Prof. Markus Otto, Direktor der Universitätsklinik Halle. Bildrechte: Universitätsmedizin Halle

"Beta-Synuclein ist ein präsynaptisches Protein, also ein Bestandteil der Nervenenden", erklärt der Direktor der Hallenser Uniklinik Prof. Markus Otto. "Es wurde bereits angenommen, dass die Veränderung an diesen Nervenenden im Gehirn mit der Gedächtnisstörung zusammenhängt. Deswegen haben wir uns darauf konzentriert, hier einen Nachweis im Blut zu finden. Aufgrund der Ergebnisse vermuten wir, dass bei Alzheimer als Erstes strukturelle Veränderungen der Synapsen auftreten."

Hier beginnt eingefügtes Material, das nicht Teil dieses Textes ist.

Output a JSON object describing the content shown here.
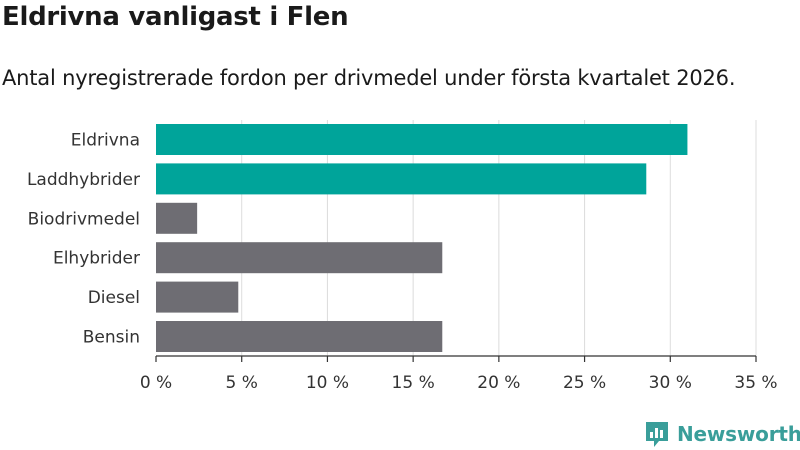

Die Forschenden untersuchten in ihrer Studie insgesamt 374 Patienten aus dem Netzwerk für frontotemporale Demenzen (FTLD). Alzheimer zeigt sich normalerweise im Verlust der Hirnsubstanz (Atrophie) im Schläfenlappen, bei anderen Demenzformen sind dagegen Bereiche des Stirnlappens betroffen. In der Untersuchung wurde die kognitive Leistungsfähigkeit der Probanden analysiert und das Volumen der Hirnareale per Magnet-Resonanz-Tomografie bestimmt. "Hier zeigte sich, dass eine sehr gute Korrelation zwischen den für die Alzheimer-Erkrankung typischen Atrophiemustern im Schläfenlappen und dem Anstieg des Proteins Beta-Synuclein im Blut besteht", so Prof. Otto. Die bisher verwendeten Biomarker hätten diesen Zusammenhang nicht gezeigt. Die Erkenntnisse ließen sich schon jetzt in die Praxis übertragen, etwa bei den jährlich durchgeführten Visiten.